29/04/2014 - Valor Econômico
Depois de encarar anos de atraso e ver seu orçamento estourar, envolvida em acusações de superfaturamento e problemas técnicos de toda ordem, finalmente a Ferrovia Norte-Sul tem uma razão para comemorar. O Instituto Brasileiro do Meio Ambiente e dos Recursos Naturais Renováveis (Ibama), apurou o Valor, liberou a licença de operação do trecho da Norte-Sul, que liga a cidade de Palmas (TO) a Anápolis (GO). A autorização, assinada pelo presidente do Ibama, Volney Zanardi, autoriza a estatal Valec a colocar para funcionar o traçado de 855 km de extensão da ferrovia.
Hoje a Norte-Sul só opera no trecho Norte de 719 km de extensão, que liga a cidade de Palmas até Açailândia, no Maranhão, traçado que é usado pela mineradora Vale. O novo trecho da ferrovia terá a sua operação licitada pela Valec, que prevê a atuação do trecho a diversas empresas, e não apenas uma única operadora, como acontece no modelo de concessão atual. A oferta deve ocorrer nos próximos meses, a partir da contratação de um "operador ferroviário independente", a quem caberá prestar serviços a terceiros, interessados em transportar carga.
A licença de operação marca o fim de um processo desgastante para o governo. As obras no trecho foram retomadas pelo ex-presidente Luiz Inácio Lula da Silva em 2007, depois de o projeto da Norte-Sul ficar abandonado pelos governos anteriores por mais de 20 anos. Lançada durante o governo do então presidente José Sarney, a Norte-Sul atravessou os dois governos de Fernando Henrique Cardoso com avanço de apenas 215 km. O empreendimento só foi retomado a partir do lançamento do Programa de Aceleração do Crescimento (PAC).
À época, Lula anunciou que seriam injetados R$ 4,2 bilhões na construção, que deveria ter sido concluída até outubro de 2010. Com atraso de três anos e seis meses, portanto, o trecho consegue agora a sua licença de operação.
Para colocar o traçado em condições de operar, a Valec foi obrigada a assinar uma série de contratos para execução de obras remanescentes. Em diversas auditorias realizadas nos últimos anos pelo Tribunal de Contas da União (TCU), foram encontrados recorrentes contratações superfaturadas. Em muitos casos, a Valec assinou o termo de recebimento de obras com as empreiteiras, sem que as obras realmente estivessem concluídas.
Por meio da Lei de Acesso à Informação, a Valec informou ao Valor que essas "obras remanescentes" custaram um total de R$ 407,78 milhões a mais ao empreendimento.

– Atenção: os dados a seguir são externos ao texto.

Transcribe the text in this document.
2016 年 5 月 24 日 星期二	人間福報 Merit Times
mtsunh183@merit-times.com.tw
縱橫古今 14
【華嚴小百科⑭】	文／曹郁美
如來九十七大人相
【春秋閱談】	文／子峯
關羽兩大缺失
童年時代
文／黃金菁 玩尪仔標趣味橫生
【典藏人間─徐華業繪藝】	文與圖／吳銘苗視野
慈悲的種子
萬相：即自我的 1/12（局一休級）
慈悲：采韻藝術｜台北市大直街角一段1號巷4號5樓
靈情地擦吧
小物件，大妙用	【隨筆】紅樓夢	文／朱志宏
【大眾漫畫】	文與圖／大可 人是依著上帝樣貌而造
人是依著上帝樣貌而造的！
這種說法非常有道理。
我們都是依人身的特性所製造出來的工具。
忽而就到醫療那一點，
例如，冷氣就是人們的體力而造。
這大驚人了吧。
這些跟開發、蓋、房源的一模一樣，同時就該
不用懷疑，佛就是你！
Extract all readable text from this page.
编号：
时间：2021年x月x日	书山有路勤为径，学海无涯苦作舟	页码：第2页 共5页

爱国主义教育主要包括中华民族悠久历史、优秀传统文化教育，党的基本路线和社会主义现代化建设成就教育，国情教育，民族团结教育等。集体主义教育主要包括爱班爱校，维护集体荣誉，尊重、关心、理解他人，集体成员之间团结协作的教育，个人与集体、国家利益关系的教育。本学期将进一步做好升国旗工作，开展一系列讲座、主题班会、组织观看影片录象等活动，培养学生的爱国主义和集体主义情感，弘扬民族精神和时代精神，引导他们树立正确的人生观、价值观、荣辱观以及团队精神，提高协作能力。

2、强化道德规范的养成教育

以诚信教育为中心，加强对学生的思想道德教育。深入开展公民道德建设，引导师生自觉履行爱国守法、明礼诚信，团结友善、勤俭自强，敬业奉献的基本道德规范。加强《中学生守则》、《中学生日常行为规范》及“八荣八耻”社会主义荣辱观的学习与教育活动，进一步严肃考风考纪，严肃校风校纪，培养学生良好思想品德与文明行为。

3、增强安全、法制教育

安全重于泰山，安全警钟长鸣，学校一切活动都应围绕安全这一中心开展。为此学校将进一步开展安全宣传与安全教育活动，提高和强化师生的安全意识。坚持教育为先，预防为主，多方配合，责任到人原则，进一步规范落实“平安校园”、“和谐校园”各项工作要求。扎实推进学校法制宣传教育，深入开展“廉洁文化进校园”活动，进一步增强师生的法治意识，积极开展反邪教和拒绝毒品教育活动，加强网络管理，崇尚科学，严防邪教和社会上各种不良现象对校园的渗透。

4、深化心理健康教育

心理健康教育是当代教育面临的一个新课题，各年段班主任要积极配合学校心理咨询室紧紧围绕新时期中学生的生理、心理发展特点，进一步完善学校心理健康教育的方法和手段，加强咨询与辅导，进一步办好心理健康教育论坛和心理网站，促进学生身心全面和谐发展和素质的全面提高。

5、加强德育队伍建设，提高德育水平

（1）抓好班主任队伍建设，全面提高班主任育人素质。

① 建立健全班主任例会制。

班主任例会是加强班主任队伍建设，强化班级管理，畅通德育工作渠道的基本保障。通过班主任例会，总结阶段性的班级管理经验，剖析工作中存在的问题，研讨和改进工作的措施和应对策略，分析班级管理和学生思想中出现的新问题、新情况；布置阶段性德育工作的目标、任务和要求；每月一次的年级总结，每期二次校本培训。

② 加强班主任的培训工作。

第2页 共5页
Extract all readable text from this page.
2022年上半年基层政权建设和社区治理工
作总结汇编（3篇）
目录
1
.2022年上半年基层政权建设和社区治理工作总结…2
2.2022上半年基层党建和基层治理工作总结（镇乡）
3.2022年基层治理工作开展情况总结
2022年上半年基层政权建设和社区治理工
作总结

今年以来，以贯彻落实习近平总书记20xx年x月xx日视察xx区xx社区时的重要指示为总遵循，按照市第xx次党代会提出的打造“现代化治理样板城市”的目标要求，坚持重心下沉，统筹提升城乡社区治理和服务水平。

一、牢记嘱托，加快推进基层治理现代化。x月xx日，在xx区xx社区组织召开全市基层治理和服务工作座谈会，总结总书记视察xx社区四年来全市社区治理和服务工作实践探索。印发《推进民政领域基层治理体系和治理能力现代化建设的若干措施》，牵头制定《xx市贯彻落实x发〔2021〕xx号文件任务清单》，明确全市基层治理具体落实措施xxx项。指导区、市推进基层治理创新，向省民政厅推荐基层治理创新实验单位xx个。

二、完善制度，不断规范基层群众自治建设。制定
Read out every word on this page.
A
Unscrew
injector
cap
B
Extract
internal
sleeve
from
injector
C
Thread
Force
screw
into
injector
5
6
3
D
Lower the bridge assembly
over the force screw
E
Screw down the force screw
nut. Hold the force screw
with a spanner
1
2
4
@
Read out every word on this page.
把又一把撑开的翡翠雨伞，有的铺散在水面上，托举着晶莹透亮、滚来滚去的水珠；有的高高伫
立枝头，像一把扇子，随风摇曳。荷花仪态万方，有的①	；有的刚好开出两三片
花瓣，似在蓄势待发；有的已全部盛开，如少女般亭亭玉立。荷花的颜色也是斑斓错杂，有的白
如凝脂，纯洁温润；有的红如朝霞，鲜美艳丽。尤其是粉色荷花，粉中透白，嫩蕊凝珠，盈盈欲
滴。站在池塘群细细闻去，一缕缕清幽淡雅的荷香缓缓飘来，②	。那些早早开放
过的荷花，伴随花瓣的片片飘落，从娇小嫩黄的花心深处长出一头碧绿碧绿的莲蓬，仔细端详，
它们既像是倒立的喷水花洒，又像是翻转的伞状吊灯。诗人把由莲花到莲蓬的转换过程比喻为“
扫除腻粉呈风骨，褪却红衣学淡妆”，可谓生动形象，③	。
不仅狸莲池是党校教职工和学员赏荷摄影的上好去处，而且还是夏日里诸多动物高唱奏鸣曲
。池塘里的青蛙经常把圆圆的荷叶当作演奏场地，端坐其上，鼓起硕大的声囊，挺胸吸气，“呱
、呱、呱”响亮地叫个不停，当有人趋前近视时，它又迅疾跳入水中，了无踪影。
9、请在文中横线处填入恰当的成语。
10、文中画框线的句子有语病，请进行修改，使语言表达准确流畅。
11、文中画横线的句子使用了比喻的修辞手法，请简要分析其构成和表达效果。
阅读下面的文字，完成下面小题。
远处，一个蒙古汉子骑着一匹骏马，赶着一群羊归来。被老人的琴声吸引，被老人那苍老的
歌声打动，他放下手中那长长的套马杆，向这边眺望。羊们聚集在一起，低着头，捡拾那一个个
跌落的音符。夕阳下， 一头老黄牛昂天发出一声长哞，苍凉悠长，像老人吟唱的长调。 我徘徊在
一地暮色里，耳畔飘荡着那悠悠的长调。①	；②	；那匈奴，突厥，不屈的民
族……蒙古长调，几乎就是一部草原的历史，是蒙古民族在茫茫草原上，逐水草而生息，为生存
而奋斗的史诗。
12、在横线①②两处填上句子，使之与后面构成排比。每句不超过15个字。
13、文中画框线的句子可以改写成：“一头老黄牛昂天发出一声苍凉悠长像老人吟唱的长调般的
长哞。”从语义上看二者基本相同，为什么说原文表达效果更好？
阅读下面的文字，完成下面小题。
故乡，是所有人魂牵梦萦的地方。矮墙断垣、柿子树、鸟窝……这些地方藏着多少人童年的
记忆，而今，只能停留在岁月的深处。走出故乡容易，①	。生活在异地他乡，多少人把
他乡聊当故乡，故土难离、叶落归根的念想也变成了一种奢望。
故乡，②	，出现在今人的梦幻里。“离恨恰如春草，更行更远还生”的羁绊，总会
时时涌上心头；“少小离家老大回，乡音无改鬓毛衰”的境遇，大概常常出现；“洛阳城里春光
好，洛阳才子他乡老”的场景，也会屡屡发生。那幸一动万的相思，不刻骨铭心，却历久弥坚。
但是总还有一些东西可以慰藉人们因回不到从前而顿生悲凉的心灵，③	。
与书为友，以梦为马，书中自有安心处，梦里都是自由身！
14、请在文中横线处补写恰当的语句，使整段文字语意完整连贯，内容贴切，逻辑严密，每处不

Esses contratos ainda estão em andamento. Com isso, o custo total do traçado já ultrapassa a casa dos R$ 4,5 bilhões, segundo a própria Valec.
Com a conclusão do trecho Palmas-Anápolis, resta agora à Valec a entrega do trecho sul da ferrovia, que vai ligar Ouro Verde (GO) a Estrela D'Oeste, no interior de São Paulo. A linha de 680 km tem obras em andamento. Até o ano passado, o prazo de conclusão era julho deste ano. No balanço do PAC, a Valec assume que o trecho será entregue até o fim deste ano.
O traçado da Norte-Sul que corta o Centro-Oeste do país terá papel vital em diversas indústrias que estão instaladas ou em fase de construção entre os Estados de Goiás e Tocantins, envolvendo 42 plantas industriais de etanol e 20 usinas de biodiesel. Nas contas da Valec, o trecho deve impulsionar a produção na região do Cerrado e gerar cerca de 270 mil empregos diretos e indiretos nas comunidades do interior do país. Um total de 13 pátios multimodais deve entrar em operação. No Tocantins, o traçado corta um total de 14 municípios. Do lado de Goiás, avança por mais 23 cidades.
O plano de concessão de ferrovia anunciado em agosto de 2012 pela presidente Dilma Rousseff retirou da Valec a meta de construir um último elo da ferrovia no extremo Norte do país, saído de Açailândia até o porto de Vila do Conde, em Barcarena (PA). A obra, que seria executada pela estatal, entrou para o rol das concessões de ferrovias e chegou a ser anunciada como o primeiro trecho que passaria para as mãos do setor privado. O governo, porém, acabou desistindo da proposta, ao enfrentar resistências dos empresários em bancar a construção de uma ferrovia em plena Amazônia, com base em uma oferta de concessão considerada pouco atrativa.
Com um total de 2.244 km de extensão e um orçamento total de US$ 6,7 bilhões, a Norte-Sul é hoje a sétima obra de transporte mais cara do mundo, segundo cálculos do Ministério da Fazenda.